Le metteur en scène a eu la judicieuse idée de s’appuyer sur la magnifique scénographie de Alban Ho Van. Les décors modulables seront en permanence déplacés à vue de façon très légère afin de matérialiser les changements souhaités par Kürmann.

Ces mêmes décors, dont l’inéluctable évolution matérialisera ce qu’il faut finalement penser de cette possibilité de chambouler sa vie. Je vous laisse découvrir par vous-même.

 

La direction d’acteurs est d’une précision et d’une fluidité absolues. Bélier-Garcia nous propose un véritable ballet des corps des comédiens.
Cinq comédiennes et comédiens qui vont interpréter cette partition de façon brillante : nous sommes vraiment pris par ce qui se joue devant nous. Il sera impossible de ne pas être happés par ce que ce quintette nous propose.

 

Kürmann, c’est José Garcia. Loin de toute grosse cavalerie, le comédien interprète avec beaucoup de sensibilité et de finesse cet homme-là. Il réussit à nous confronter à un personnage universel face à ses questionnements et à sa conscience.

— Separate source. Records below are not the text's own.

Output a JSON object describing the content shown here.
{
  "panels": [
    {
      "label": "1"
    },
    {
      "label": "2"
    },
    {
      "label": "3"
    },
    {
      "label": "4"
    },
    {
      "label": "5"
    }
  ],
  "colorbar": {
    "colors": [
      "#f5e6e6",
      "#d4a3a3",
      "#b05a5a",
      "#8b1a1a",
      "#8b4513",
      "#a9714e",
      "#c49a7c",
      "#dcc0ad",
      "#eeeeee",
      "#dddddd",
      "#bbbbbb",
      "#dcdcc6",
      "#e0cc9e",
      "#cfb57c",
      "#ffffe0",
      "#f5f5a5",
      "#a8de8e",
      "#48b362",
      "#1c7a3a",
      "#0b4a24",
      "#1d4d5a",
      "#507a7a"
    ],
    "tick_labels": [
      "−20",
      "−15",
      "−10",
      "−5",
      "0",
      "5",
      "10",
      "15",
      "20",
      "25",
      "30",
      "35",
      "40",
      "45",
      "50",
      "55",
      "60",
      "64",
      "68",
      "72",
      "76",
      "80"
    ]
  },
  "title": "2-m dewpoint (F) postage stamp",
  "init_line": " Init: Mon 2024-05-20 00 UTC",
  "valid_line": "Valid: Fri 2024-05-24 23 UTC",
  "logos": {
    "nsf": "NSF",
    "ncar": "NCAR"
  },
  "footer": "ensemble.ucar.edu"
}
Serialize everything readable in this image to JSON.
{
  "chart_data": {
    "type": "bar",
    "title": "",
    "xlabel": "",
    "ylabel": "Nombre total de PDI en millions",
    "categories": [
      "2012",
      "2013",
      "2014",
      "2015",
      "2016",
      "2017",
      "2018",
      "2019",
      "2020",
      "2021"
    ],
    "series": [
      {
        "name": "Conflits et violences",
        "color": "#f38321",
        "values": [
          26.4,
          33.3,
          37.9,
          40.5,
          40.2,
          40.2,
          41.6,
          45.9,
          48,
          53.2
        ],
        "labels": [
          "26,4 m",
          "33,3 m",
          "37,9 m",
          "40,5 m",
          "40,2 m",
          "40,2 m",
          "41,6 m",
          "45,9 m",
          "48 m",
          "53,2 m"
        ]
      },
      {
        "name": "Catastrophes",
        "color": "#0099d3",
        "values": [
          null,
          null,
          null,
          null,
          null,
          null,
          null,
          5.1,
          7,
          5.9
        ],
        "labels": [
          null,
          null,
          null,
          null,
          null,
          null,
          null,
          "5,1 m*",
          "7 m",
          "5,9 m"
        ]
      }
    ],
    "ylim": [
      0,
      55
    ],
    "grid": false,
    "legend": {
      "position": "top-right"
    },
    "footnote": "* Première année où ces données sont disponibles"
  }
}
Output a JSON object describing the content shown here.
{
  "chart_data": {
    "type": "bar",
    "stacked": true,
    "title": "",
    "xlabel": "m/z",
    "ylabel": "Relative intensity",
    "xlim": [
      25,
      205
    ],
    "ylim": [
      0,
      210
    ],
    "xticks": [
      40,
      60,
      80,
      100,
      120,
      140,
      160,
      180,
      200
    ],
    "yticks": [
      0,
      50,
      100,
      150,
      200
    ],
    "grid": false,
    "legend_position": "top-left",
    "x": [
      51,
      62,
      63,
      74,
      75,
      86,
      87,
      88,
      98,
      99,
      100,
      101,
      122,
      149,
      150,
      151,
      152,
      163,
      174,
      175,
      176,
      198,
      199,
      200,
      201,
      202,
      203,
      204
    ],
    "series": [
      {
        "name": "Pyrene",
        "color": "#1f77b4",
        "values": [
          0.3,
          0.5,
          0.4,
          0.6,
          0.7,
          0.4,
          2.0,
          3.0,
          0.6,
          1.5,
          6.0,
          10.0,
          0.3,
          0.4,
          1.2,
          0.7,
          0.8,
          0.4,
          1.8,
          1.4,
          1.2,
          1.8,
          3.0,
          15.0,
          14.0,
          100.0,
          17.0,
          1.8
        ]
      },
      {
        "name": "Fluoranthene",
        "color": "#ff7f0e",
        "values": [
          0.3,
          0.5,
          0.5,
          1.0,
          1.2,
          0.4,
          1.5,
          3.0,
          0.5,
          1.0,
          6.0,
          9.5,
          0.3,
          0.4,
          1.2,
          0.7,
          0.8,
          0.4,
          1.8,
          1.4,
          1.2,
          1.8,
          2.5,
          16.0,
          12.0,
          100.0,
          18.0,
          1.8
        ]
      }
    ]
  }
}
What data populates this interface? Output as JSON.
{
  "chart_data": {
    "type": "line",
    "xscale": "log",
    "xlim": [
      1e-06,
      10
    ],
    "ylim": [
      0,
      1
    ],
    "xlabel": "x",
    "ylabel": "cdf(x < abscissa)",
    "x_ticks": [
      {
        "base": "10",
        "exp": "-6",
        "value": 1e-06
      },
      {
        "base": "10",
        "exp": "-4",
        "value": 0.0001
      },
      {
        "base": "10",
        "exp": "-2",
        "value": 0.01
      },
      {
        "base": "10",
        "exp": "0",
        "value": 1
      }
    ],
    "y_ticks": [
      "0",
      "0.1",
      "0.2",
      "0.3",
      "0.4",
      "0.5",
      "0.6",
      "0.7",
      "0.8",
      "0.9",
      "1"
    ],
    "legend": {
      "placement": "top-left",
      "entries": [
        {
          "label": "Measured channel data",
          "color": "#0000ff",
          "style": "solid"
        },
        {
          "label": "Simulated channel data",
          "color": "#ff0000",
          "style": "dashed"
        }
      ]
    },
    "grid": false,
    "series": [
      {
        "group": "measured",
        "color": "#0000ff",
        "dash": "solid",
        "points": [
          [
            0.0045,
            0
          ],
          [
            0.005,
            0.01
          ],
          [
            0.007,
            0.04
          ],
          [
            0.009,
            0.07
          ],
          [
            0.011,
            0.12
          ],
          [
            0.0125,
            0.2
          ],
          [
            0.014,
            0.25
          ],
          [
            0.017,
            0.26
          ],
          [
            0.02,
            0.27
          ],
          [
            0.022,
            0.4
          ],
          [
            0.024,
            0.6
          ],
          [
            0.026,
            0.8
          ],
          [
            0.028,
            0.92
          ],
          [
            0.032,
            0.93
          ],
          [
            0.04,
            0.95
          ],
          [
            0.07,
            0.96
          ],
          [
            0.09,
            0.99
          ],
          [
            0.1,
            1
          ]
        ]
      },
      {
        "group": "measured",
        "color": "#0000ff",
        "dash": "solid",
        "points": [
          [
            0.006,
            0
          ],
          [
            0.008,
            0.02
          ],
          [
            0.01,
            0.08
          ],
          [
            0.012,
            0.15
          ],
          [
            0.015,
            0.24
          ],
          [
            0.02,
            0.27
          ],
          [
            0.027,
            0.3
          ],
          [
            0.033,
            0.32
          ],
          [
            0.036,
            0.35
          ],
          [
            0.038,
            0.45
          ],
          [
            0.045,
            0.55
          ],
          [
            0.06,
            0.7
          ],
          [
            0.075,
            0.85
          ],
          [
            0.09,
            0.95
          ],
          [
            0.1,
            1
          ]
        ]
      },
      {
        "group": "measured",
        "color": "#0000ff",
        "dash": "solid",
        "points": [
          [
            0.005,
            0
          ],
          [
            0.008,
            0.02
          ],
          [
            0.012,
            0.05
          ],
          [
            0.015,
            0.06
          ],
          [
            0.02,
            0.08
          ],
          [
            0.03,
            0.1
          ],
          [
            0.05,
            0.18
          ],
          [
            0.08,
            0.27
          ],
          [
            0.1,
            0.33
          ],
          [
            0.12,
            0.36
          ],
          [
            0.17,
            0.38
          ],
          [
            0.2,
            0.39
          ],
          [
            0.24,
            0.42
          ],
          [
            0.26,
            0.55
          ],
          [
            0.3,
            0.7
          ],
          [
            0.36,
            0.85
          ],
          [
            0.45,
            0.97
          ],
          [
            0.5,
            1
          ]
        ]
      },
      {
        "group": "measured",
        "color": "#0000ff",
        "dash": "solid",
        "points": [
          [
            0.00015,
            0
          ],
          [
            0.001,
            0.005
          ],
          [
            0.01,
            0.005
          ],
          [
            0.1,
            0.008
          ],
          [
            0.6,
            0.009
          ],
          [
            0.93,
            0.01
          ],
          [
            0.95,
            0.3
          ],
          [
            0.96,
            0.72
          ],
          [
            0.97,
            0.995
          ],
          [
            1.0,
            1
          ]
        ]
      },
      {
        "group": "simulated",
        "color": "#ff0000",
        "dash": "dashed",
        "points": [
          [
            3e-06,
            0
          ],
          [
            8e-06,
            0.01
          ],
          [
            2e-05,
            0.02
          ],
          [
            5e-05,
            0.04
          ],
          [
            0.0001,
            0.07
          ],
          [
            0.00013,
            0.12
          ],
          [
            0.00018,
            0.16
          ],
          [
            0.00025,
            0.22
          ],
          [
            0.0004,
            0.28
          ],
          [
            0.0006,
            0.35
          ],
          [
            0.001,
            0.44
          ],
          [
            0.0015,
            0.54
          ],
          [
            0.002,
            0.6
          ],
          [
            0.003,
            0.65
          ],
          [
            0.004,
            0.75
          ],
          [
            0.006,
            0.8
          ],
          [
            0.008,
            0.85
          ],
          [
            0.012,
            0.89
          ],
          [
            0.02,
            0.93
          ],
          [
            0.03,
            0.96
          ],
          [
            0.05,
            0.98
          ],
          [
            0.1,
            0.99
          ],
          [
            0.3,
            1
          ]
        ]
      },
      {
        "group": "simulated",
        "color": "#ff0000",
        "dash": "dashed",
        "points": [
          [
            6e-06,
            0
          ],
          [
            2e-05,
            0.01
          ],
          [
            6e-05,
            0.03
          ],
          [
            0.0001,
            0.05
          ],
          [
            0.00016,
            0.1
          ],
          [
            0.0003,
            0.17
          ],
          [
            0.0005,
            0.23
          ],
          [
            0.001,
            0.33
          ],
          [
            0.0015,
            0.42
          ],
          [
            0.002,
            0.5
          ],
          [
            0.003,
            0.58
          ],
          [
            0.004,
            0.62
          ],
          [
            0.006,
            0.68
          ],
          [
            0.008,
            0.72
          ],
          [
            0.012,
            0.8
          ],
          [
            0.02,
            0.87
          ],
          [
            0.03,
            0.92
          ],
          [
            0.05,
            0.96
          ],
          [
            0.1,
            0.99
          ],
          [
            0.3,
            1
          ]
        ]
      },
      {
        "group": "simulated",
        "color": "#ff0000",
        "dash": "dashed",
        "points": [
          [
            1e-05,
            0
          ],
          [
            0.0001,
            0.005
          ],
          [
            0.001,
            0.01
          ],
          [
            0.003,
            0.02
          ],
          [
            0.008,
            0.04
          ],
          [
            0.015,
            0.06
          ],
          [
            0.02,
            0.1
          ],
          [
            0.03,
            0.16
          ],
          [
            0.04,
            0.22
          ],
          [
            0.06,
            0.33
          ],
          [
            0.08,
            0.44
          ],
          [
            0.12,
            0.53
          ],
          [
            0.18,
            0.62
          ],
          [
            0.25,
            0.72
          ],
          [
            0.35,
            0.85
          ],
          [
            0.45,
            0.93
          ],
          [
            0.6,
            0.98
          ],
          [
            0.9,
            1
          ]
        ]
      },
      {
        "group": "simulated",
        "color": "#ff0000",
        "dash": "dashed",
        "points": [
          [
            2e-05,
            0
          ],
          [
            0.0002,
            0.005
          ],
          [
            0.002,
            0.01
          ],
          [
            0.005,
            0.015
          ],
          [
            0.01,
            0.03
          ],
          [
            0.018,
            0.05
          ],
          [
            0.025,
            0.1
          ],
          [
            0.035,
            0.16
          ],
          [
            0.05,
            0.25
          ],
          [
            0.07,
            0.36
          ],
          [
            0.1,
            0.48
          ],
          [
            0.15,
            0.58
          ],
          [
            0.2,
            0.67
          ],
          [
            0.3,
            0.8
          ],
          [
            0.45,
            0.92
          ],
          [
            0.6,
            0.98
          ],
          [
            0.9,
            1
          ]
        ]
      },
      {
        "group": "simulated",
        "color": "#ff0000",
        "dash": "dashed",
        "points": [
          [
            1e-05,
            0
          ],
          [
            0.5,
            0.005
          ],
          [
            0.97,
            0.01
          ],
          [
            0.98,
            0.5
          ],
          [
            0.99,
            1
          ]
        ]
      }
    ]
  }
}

Le très beau profil psychologique qu’il nous présente repose sur une interprétation à la fois grave et parfois enjouée. S’il nous fait rire c’est bien parce que nous retrouvons un peu de nous-mêmes dans ses réactions et ses propos.

Son jeu reposant sur de réjouissantes ruptures nous permet à la fois cette appropriation et cette distanciation.

 

Isabelle Carré incarne de façon très habitée cette femme qui se retrouve en tête à tête avec l’universitaire lors de cette fameuse fête.

Sa progression de jeu sera remarquable. Elle commence à jouer de façon très froide son personnage à tel point que je me suis demandé si elle ne parodiait pas une certaine Isabelle Huppert. Et puis, progressivement, de façon subtile et jouissive, elle bifurque vers un côté plus enjoué, plus déluré, presque fantasque.

 

Le couple Garcia-Carré fonctionne à la perfection. Il est impossible de ne pas croire à leur(s) histoire(s) et notamment à la scène de leur rencontre qu’on retrouve à chaque fois avec grand plaisir.

 

Jérôme Kircher est ce mystérieux démiurge, ce metteur en vie, de noir vêtu, qui n’est pas sans ressemblance avec le metteur en scène de la pièce.

Comment ne pas penser à Bruno Ganz dans Les ailes du désir du cinéaste Wim Wenders ? Son personnage présente en effet des similitudes avec ce rôle.

Lui aussi nous frappe par la grande rigueur de son jeu à la fois tout en retenue et en subtilité.

 

Ana Blagojevic et, hier, Grégoire Didelot complètent brillamment la distribution, avec notamment une domestique haute en couleurs et un amant architecte au prénom original qui nous fera beaucoup rire.

 

Je vous conseille vivement de diriger vos pas du côté du théâtre Marigny pour assister à cette partie d’échecs où, si tous les coups sont permis, tous ne sont pas pour autant autorisés.

C’est un spectacle d’une grande finesse qui ne peut laisser personne indifférent.